Extending Biosemiotics

The Extended Evolutionary Synthesis also extends the role of biosemiotics. This paper will seek to extend it further, both to the metaphysics of C. S. Peirce and A. N Whitehead and to Ingold’s treatment of inheritance (Ingold, 2022).

Firstness, experience without reaction, is fundamental to Peirce’s metaphysics, giving qualia an ontological status equivalent to matter.  Thus his broader concepts, such as tychism and synechism, are actually aspects of panpsychism. By bringing Peirce and von Uexküll together, biosemiotics restores meaning, and hence subjectivity, to biology. This paper will propose to move beyond biology to a more universal view of subjectivity.

At first sight it might appear that Hoffmeyer agrees, since he notes “This world is full of subjects and something must have created them.” (Hoffmeyer, 1996, page 57). However, he stops short of panpsychism and takes subjectivity to be something that emerges with an evolutionary increase in semiotic freedom.
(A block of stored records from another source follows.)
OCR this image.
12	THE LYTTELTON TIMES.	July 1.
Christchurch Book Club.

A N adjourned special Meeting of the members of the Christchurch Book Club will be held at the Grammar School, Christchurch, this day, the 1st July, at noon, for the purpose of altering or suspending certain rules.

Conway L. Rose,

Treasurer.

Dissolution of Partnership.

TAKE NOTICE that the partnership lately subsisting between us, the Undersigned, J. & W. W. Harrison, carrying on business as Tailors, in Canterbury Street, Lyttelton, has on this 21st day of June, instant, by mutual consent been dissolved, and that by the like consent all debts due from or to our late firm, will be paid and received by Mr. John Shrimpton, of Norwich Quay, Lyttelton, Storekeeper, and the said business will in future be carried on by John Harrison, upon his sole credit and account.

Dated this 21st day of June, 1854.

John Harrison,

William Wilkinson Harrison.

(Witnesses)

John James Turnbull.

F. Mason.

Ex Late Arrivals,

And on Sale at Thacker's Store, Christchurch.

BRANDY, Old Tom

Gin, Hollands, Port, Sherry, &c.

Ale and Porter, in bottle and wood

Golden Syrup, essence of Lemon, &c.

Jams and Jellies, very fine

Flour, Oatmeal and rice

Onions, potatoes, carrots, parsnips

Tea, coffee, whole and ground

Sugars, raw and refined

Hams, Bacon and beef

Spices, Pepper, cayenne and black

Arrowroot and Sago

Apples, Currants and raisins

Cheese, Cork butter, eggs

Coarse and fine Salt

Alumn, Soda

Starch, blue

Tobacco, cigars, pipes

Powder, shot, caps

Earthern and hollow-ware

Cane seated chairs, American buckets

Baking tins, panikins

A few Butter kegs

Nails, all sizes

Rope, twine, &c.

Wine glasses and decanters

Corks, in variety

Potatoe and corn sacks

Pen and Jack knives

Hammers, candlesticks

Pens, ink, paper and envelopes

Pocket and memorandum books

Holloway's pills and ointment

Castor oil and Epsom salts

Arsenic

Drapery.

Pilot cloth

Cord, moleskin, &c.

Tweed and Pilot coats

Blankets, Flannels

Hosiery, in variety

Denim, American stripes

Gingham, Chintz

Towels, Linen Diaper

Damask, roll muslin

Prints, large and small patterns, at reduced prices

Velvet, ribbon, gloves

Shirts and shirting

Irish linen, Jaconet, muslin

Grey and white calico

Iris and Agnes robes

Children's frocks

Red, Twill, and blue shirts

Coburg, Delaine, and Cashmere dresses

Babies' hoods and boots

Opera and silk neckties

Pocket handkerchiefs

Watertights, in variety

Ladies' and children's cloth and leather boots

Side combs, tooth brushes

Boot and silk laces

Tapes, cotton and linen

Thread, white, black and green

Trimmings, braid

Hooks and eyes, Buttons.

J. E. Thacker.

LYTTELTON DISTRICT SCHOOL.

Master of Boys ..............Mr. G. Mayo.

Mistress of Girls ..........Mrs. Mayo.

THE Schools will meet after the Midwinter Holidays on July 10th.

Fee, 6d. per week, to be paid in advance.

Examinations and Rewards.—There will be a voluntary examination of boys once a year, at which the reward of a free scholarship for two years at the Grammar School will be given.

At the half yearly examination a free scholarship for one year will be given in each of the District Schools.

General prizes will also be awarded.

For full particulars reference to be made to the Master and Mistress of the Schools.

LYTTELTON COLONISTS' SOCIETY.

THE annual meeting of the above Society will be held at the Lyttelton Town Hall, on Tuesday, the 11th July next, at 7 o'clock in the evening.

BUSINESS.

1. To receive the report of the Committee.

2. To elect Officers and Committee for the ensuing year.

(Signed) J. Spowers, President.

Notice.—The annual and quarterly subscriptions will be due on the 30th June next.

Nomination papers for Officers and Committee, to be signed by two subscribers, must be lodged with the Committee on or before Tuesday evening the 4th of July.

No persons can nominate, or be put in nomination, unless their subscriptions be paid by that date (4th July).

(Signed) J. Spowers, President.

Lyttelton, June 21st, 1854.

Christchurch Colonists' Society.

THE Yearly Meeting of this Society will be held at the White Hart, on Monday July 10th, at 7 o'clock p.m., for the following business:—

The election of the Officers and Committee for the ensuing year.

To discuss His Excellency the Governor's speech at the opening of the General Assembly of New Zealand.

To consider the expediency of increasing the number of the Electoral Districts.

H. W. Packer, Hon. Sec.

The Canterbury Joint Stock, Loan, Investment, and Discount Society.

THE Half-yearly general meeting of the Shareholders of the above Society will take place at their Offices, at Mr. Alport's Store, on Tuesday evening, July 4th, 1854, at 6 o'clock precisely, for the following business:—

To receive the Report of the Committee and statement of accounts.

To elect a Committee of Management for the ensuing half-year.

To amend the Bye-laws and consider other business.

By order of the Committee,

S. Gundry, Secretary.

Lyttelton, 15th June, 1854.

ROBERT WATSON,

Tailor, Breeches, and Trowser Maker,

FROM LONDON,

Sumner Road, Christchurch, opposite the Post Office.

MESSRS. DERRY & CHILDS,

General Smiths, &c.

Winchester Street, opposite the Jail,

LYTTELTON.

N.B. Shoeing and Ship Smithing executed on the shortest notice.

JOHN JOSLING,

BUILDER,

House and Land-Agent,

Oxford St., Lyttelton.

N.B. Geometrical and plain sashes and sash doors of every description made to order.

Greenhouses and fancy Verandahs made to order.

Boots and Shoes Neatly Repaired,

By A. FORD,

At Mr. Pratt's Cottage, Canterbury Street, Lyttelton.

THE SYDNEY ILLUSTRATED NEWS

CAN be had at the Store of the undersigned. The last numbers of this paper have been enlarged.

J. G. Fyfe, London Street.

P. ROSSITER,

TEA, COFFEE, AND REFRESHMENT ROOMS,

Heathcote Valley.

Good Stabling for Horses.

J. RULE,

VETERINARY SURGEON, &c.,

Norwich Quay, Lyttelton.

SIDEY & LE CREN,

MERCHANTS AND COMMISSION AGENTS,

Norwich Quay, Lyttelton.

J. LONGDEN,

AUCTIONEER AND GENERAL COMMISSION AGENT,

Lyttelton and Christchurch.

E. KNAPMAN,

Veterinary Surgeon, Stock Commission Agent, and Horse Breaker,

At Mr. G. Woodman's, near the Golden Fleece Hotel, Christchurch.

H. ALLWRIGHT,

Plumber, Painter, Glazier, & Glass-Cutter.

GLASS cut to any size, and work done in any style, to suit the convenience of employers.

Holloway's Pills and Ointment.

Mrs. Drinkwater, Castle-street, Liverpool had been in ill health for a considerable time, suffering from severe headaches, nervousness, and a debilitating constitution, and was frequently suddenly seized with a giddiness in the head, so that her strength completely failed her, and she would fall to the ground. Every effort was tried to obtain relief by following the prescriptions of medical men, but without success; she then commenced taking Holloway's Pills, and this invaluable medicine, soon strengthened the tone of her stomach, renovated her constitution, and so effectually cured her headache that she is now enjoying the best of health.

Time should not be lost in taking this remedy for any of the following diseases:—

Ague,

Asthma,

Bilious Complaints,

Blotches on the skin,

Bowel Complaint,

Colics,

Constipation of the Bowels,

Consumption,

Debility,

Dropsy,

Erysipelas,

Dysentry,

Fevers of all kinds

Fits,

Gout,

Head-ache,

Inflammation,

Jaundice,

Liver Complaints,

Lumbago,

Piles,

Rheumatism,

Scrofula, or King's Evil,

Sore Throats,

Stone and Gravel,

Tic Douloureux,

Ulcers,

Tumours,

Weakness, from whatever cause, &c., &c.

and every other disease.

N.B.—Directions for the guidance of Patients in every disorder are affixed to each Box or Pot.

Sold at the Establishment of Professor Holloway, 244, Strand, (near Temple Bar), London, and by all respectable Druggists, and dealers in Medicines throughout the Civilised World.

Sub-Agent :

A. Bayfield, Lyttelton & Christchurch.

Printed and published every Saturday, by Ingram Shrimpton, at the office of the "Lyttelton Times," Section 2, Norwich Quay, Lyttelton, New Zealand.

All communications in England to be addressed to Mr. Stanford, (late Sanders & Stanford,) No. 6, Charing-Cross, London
But to say that evolution proceeds without subjectivity and then at some point it just emerges is hardly an explanation. If evolution is accompanied by an increase in subjectivity, there must have been some there to start with. It is more parsimonious to claim that subjectivity occurs universally to a greater or lesser extent.

This paper will suggest that taking this view offers an opportunity to extend biosemiotics, not only towards metaphysics but also towards Ingold’s radical view of evolution itself, in which ecology is central. Further, it will propose that this will make biosemiotics more relevant to the ecological crisis facing us all (Pickering, 2023).

 

References

Hoffmeyer, J. (1996) Signs of Meaning in the Universe. Bloomington: Indiana University Press.

Pickering, J. (2023) Metaphysics Matters: Towards Semiotic Causation. Journal of Consciousness Studies, Vol. 30, No. 1 -2, 215-237.

Ingold, T. (2022) Evolution without Inheritance: Steps to an Ecology of Learning. Current Anthropology, Vol. 63, supplement 25, 32-54.